Critics argue against opening up Indonesia’s markets. There is a fear that cheap imports will undercut the livelihoods of farmers and national production. Food, they argue, is an issue just too critical to be left to market forces. At the same time protectionist policies face trenchant criticism. If policy makers close the domestic market and use high prices to guarantee that rice farmers continue to grow specific commodities, they support national food self-sufficiency. But, they create suffering among the poor. Higher prices affect household food security.

As an alternative, the Indonesian state can invest more in increasing production – improving access to inputs, agricultural extension and improving irrigation infrastructure. This way, Indonesia needs to buy less rice and other foods on international markets without raising prices. In the view of some, modest protection of domestic markets is justified to stop trade dumping and to stabilise production. However, others argue that too much protection of domestic markets and the application of generous subsidies will lead to inefficiencies and rent seeking, for instance stimulating the smuggling of cheap rice across Indonesia’s porous borders. Truly wise policy making is a delicate balancing act.

In 2011, worried about the impact of climate change on food security, the president issued an instruction (No. 5/ 2011) regarding security of rice production in the face of climate change. This instructed governors and district heads to work to overcome the impacts of extreme climate events. But regional autonomy has weakened development planning. To date not all governors and district heads have taken this seriously, and regional governments need to do more to anticipate the impact of climate change and take the required actions for adaptation.

Once again rice prices are falling on world markets, and the concern is that this will further impact rice producers. Many farmers are squeezed at both ends. With the withdrawal of effective agricultural supports in many areas, inputs and high quality seedlings have become difficult to obtain, while the price at the farm gate remains low. As it is better to produce something else, farmers in Sumatra are replanting their rice fields with oil palm. But all is not well even for small-scale oil palm producers: those using poor quality seedlings or unable to afford the high cost of fertilisers and other inputs face difficulties buying food for themselves with such low returns.

Creating a food secure future

Indonesia needs to develop a more effective agrarian policy.
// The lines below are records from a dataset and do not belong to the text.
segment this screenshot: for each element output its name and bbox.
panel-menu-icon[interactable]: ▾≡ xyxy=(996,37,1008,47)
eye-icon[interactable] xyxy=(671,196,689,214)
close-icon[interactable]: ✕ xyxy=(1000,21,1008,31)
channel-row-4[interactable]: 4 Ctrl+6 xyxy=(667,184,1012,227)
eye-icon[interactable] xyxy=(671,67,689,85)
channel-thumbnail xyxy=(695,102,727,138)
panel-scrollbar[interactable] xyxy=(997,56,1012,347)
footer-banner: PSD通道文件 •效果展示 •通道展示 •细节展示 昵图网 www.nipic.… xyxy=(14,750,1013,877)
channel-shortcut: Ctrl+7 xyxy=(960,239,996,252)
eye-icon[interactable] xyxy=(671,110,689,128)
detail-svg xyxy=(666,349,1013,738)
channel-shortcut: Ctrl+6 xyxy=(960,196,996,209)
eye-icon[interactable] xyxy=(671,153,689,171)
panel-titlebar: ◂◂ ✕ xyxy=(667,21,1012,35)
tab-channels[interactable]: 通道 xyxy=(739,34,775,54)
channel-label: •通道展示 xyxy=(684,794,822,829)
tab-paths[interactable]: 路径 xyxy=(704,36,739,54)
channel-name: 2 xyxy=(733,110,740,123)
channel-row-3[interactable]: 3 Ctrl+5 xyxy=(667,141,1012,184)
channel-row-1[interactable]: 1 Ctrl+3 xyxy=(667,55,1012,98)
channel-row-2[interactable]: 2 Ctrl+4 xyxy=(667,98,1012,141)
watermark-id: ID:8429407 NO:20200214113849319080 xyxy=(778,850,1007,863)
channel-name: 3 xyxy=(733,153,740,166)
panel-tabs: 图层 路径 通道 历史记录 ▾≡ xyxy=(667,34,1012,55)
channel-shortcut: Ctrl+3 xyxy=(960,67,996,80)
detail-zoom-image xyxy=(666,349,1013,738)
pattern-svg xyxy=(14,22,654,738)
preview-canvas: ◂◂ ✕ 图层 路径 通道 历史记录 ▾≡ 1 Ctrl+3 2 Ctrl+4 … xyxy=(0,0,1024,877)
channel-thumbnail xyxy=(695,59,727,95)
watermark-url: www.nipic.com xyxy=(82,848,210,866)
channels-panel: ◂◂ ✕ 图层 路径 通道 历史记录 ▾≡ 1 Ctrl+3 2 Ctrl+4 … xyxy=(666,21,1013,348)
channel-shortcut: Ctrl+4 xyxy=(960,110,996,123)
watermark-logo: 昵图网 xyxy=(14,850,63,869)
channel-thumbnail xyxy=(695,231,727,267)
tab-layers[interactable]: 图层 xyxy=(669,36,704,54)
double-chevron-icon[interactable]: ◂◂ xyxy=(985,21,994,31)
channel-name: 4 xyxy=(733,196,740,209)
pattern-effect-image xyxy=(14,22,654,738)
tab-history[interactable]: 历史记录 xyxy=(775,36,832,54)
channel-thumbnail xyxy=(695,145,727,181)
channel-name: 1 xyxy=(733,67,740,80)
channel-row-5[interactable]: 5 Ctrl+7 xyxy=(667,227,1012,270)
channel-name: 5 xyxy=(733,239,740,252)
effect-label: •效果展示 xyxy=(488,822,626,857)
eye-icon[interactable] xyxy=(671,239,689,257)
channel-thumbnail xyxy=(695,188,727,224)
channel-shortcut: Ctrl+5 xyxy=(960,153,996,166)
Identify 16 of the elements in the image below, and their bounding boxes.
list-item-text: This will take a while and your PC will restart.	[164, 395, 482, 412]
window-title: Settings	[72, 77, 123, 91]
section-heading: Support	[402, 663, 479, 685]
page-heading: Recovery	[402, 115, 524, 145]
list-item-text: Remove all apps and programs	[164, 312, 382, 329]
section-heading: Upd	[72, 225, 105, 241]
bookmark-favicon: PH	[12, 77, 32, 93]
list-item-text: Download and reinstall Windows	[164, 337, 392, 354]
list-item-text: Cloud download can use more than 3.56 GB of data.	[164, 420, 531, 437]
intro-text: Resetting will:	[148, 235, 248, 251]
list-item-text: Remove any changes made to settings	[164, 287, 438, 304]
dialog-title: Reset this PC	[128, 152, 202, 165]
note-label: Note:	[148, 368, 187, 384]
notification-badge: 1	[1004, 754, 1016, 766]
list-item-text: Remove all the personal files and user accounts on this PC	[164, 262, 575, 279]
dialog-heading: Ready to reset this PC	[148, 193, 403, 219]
Efforts to increase the yield of subsistence crops offer substantial promise. Researchers can suggest several important innovations outside of the politically stifling food security debate for this purpose. Support for subsistence farmers can be rebuilt through local governments, especially in remote areas, and with a focus on assisting the most vulnerable. Irrigation systems can be reconstructed. Land reform may have failed to gain policy traction, but it remains highly relevant. Land policies can protect farmers from large scale ‘land grabbing’ by timber and oil palm plantations or food estates.

In the long term more activist approaches may be required. These involve taking up transformative policies that in various ways move the poor from vulnerability and dependency into productive livelihoods, thereby reducing chronic poverty. This entails changing the social, political and economic contexts that generate risk – addressing the very problems that lead to insecurity and vulnerability for poor households.